The final stage, multimodal post-training, fine-tunes its question-answering and instruction-following skills with 20 billion high-quality tokens, giving it a well-rounded boost across code, reasoning, and multimodal challenges.
Aria’s performance speaks for itself. It’s a top contender among open-source models, surpassing names like Pixtral-12B and Llama3.2-11B in tasks involving language, images, and code—all while keeping inference costs down. It even matches up to some of the proprietary heavyweights, proving its worth in complex multimodal scenarios. Aria outshines models like Qwen2-VL-7B and even proprietary options like GPT-4o mini and Gemini-1.5-Flash, especially when it comes to understanding lengthy videos and documents.
When it comes to its MoE setup, Aria knows how to make the most of its experts. The analysis shows how effectively it uses different experts for varying data types, with visual and text tokens activating specialized experts across layers. The visual specialization ratio highlights that a good chunk of the experts specializes in visual data, especially in certain layers (4, 5, 14, and 20), which are consistently active during visual tasks. This adaptability suggests that Aria’s architecture has tuned itself well during pre-training, making it ready for all sorts of visual challenges.

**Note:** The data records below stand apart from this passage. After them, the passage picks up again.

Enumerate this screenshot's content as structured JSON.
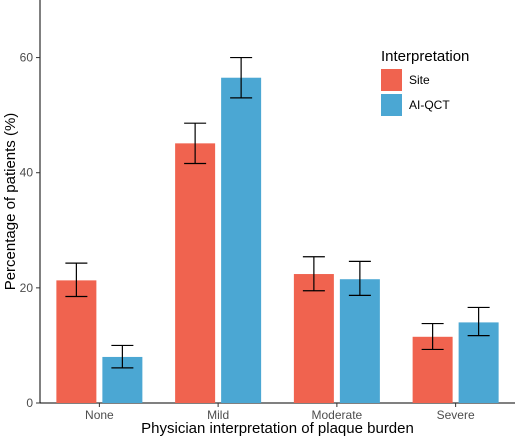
{
  "chart_data": {
    "type": "bar",
    "categories": [
      "None",
      "Mild",
      "Moderate",
      "Severe"
    ],
    "series": [
      {
        "name": "Site",
        "color": "#F0634F",
        "values": [
          21.3,
          45.1,
          22.4,
          11.5
        ],
        "ci_low": [
          18.5,
          41.6,
          19.5,
          9.3
        ],
        "ci_high": [
          24.3,
          48.6,
          25.4,
          13.8
        ]
      },
      {
        "name": "AI-QCT",
        "color": "#4BA7D3",
        "values": [
          8.0,
          56.5,
          21.5,
          14.0
        ],
        "ci_low": [
          6.1,
          53.0,
          18.7,
          11.7
        ],
        "ci_high": [
          10.0,
          60.0,
          24.6,
          16.6
        ]
      }
    ],
    "xlabel": "Physician interpretation of plaque burden",
    "ylabel": "Percentage of patients (%)",
    "ylim": [
      0,
      70
    ],
    "yticks": [
      0,
      20,
      40,
      60
    ],
    "legend": {
      "title": "Interpretation",
      "position": "top-right"
    },
    "grid": false
  }
}
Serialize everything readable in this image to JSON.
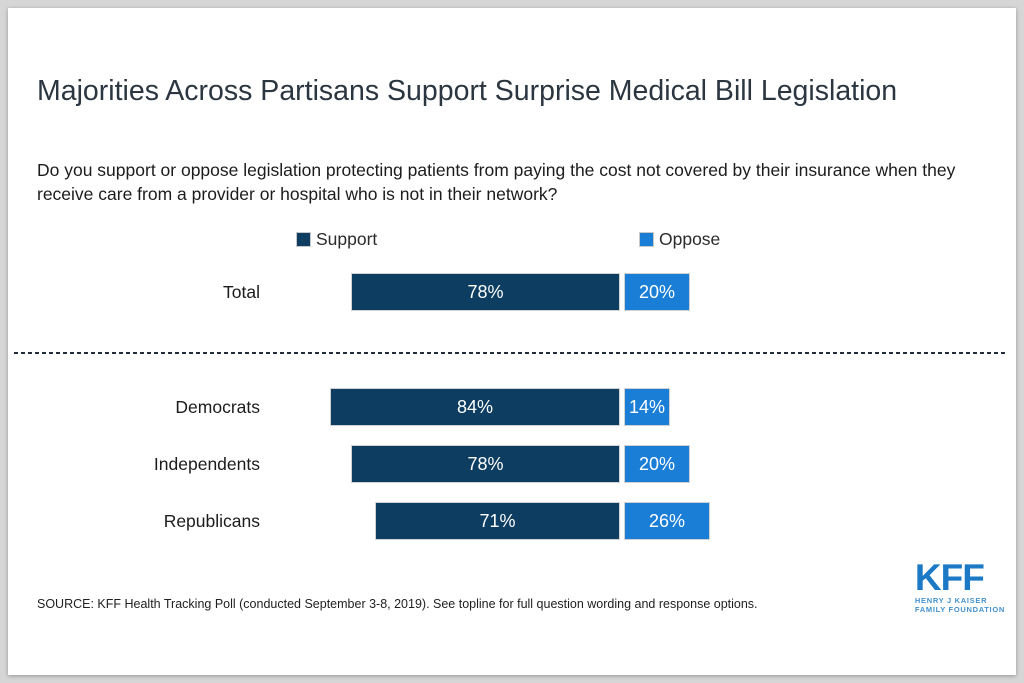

Le Ministraux: Ministral 3B and 8B
MistralAI released a new set of models called Minstral. ( For those interested, Ministra-ux the suffix in french is used for plural nouns in place of al suffix) This comes in two size variants 3B and 8B. Both models are said to support for 128K context length with a sliding window size of 32K. The 8B model apparently has interleaved sliding window attention. This is something we also saw for Gemma-2 family of models that we covered a few editions ago. That means, maybe more unreleased models would be trying out such techniques now.
The larger model Ministral-8B Instruct is on HuggingFace but isn’t really compatible with transformers library yet (there are converted variants to help out meanwhile). The models outperform other popular models of their own size class. But unfortunately there’s no mention of Qwen-2.5-7B. Qwen 2.5 family of models are well appreciated for their coding capabilities.
There aren’t many first hand reviews of the model yet as it is only one day old. But this should gain adoption in the coming few days and weeks. But from the initial impressions, people claim to prefer Qwen (which btw is Apache 2.0) over Ministral. But hey it at least answered the Pound of bricks vs Kilo of feathers question properly
Q: What is heavier, a pound of bricks or a kilo of feathers?
Model: You cannot compare a pound and a kilo directly because they are different units of measurement. A pound is a unit used in the imperial system (1 pound = approximately 453.592 grams), while a kilo is a metric unit (1 kilo = 1000 grams).
To compare the two, you need to convert them to the same unit. If we compare a pound of bricks to a kilo of feathers:
- A pound of bricks is approximately 453.592 grams.
- A kilo of feathers is 1000 grams.
Given that feathers are lighter than bricks, a kilo of feathers is heavier than a pound of bricks.
These models are also available to be consumed via mistral’s platform APIs. Unfortunately the license seems to be Mistral Research License. So probably a no to enterprise use? One has to reach out to the mistral team for self deployed use. This is very different from what Mistral started out with 1y ago with mistral-7b-v0.1 promising to be open research lab :). You either die an open research lab or live long enough to see yourself become the closed lab.